A fast-paced, exhilarating performance graced the stage of The Martin Harris Centre on the opening night of Purgatory. I had the privilege of seeing the play in progress as I filmed behind the scenes and interviewed the cast and director, Rob Paterson, during one of their rehearsals for FuseTV.

It was a new experience for me to see the process of what Rob envisaged, and the messages he wanted to portray to the audience, come to life onstage. There was a heavy use of props and the focal point was a projector that projected images and videos onto a large screen upstage, which the actors interacted with in various ways. Having not seen this in rehearsal, the technological element of the performance certainly added an interesting and ambitious aesthetic. The scenes I watched in rehearsal, with the added dimension of visual and aural technology, were made all the more engaging and impressive.
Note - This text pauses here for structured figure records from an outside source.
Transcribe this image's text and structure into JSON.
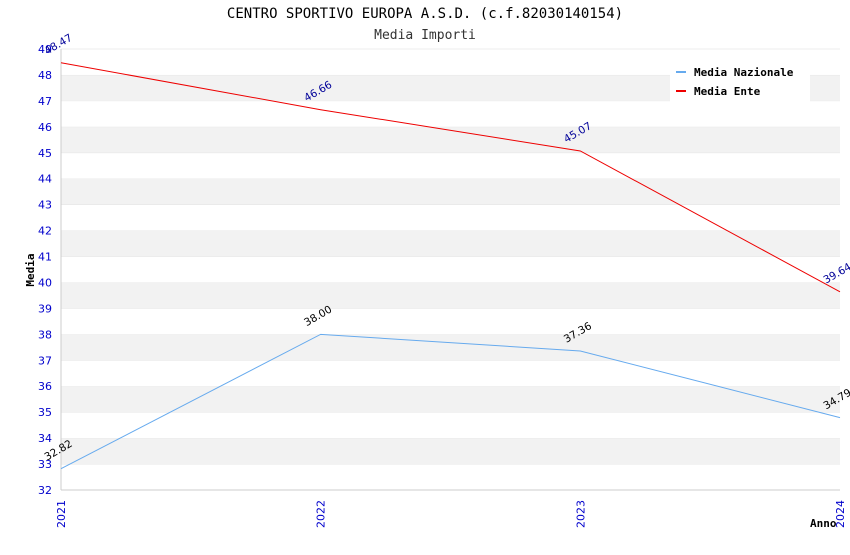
{
  "chart_data": {
    "type": "line",
    "title": "CENTRO SPORTIVO EUROPA A.S.D. (c.f.82030140154)",
    "subtitle": "Media Importi",
    "xlabel": "Anno",
    "ylabel": "Media",
    "categories": [
      "2021",
      "2022",
      "2023",
      "2024"
    ],
    "ylim": [
      32,
      49
    ],
    "yticks": [
      "32",
      "33",
      "34",
      "35",
      "36",
      "37",
      "38",
      "39",
      "40",
      "41",
      "42",
      "43",
      "44",
      "45",
      "46",
      "47",
      "48",
      "49"
    ],
    "grid": "horizontal bands",
    "legend_position": "top-right",
    "series": [
      {
        "name": "Media Nazionale",
        "values": [
          32.82,
          38.0,
          37.36,
          34.79
        ],
        "labels": [
          "32.82",
          "38.00",
          "37.36",
          "34.79"
        ],
        "color": "#66aaee",
        "label_color": "#000000"
      },
      {
        "name": "Media Ente",
        "values": [
          48.47,
          46.66,
          45.07,
          39.64
        ],
        "labels": [
          "48.47",
          "46.66",
          "45.07",
          "39.64"
        ],
        "color": "#ee0000",
        "label_color": "#000099"
      }
    ]
  }
}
The play focused on the protagonist, John, who suffers from hypochondria and experiences events that seem to be either unlucky coincidences or just a figment of his paranoid imagination. Even the first scene where John gets shot by a co-worker, which sparks off various flashbacks that construct the rest of the play, is later questioned as to whether or not it really happened.

Throughout, questions about morality, reality and mortality are raised; John is portrayed as always having these doubts ever since childhood. The protagonist also grows more distrustful of religion, likening God to a ‘placebo’ effect; the play is unafraid of critiquing the hypocrisy religion incites for John. This complex character was taken on flawlessly by actor, George John, who gave a truly commendable performance. The rest of the cast executed their multi-roles effectively, each embodying the character of death, bringing John’s anxieties surrounding his own death closer to home, and closer to the audience.

Rob talked to me about inspiration he took from films like Scott Pilgrim vs. The World, and this influence is clear to see, as several scenes in Purgatory are set as if it was a video game where the aim was to win against death. The light-hearted moments of the play complimented the more sombre and action-filled scenes well. The comedic and absurdist element boded very well with the audience even though the play is primarily about the decline of John’s sanity and rationality—a very serious issue, indeed.

I hope the ambitions Rob and the cast had have been surpassed by the fantastic and gripping performance delivered. It has been a truly unique pleasure, from an outsider’s perspective, to have had a glimpse of the journey from rehearsal to performance.